The cosmetics brand Lush says it has \”finally had enough\” of Facebook, Instagram, TikTok and Snapchat.
From November 26, the British retailer will close its accounts on the four social media platforms, which it likened to a \”dark and dangerous alleyway\” and \”places no one should be encouraged to go\”.
Lush said recent revelations by Facebook whistleblower Frances Haugen prompted the decision, which it said must provide a \”safer environment for users\”.
\”There is now overwhelming evidence we are being put at risk when using social media. I’m not willing to expose my customers to this harm, so it’s time to take it out of the mix,\” said the company’s co-founder and CEO Mark Constantine.
Known as much for its political statements as for its pungent high street presence, Lush UK previously announced it would stop posting on Facebook and fellow Meta-owned platform Instagram in 2019.
However, since making that pledge, it has published a number of posts on Instagram.
Lush accounts based in other countries, including the United States and Australia, continue to update both platforms regularly.
Saying goodbye is hard
This is not the first time a business has accused Facebook of hosting harmful content.
Last year, a boycott of the platform saw companies including Adidas, Unilever and US telecoms provider Verizon pause their advertising spending on Facebook for a month.

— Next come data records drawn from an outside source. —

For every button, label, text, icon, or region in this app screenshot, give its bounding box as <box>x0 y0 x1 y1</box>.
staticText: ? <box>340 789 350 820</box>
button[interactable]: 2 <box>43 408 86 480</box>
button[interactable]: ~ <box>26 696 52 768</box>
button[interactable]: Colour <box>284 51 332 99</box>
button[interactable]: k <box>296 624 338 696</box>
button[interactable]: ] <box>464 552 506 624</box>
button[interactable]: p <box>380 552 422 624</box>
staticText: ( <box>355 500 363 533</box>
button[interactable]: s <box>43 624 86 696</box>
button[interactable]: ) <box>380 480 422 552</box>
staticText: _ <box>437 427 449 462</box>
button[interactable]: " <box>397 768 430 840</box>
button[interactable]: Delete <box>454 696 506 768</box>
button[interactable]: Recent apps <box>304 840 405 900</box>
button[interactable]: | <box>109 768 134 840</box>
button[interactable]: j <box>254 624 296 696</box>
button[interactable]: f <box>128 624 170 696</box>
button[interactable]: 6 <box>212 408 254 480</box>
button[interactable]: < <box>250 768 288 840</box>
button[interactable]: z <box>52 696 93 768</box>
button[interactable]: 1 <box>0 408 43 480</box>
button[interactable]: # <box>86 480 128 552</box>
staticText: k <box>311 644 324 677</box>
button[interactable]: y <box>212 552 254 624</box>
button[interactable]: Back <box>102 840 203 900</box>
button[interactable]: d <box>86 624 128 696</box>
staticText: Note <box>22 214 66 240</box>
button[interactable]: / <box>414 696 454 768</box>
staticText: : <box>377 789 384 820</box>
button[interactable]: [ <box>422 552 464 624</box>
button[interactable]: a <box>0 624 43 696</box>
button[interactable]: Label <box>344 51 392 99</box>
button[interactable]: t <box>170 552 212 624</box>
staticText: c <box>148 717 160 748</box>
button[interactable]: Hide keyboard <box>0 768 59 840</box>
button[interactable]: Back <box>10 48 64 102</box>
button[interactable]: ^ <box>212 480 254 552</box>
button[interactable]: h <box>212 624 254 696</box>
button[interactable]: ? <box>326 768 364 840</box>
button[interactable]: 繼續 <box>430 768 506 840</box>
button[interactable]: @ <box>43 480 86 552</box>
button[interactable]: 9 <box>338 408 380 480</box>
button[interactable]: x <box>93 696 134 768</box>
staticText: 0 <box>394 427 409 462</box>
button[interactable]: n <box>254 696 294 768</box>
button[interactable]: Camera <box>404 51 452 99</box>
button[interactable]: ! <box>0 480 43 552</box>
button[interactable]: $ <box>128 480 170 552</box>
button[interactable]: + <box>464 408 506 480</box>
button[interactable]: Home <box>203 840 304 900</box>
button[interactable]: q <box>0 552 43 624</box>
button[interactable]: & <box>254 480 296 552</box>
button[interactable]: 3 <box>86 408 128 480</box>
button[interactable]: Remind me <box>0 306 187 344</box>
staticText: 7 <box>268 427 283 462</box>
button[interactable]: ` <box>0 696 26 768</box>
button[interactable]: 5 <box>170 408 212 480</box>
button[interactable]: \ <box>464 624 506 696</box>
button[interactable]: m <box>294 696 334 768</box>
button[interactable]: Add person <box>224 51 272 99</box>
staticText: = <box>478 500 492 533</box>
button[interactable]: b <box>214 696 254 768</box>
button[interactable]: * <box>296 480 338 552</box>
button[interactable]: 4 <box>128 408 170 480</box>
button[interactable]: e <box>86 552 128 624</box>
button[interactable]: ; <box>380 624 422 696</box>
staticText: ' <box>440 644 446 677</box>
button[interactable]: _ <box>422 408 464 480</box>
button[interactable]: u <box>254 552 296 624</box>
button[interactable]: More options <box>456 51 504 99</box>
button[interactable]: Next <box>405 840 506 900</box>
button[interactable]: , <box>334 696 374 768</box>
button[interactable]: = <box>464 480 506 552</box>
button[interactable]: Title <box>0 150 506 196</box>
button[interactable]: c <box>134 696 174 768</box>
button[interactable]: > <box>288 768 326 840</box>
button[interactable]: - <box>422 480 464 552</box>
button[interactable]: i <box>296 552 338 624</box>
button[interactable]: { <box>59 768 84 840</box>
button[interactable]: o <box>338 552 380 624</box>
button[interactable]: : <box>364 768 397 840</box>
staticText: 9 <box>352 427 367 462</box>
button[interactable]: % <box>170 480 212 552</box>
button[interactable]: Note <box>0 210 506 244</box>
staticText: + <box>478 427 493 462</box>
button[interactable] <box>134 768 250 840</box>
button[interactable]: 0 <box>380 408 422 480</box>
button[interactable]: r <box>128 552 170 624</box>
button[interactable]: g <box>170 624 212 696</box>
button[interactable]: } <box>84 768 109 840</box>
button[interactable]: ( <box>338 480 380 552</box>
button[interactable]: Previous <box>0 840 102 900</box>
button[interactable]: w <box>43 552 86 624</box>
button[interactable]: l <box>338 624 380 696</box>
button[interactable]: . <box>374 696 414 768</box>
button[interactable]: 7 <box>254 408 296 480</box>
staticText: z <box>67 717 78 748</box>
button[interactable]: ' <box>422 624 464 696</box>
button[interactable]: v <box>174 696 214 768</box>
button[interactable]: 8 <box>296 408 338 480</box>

In May, global coffee chain Starbucks reportedly considered quitting Facebook altogether, citing the constant struggle to moderate hateful comments on its pages.
But while businesses have taken steps to criticise the social media giant, few of these have been long-lasting.
Many of the companies that took part in the July 2020 advertising boycott returned to marketing their products on Facebook, and Starbucks continues to have an active presence on Meta\’s social media platforms.
In Lush’s case, the company says that its new social media policy will be rolled out across the 48 countries it operates in.
\”It is not enough for companies to just stop placing paid advertising; people and their time are the currency of these channels and we do not want our content to be used by hidden algorithms designed to hold people captive on a channel,\” the company said.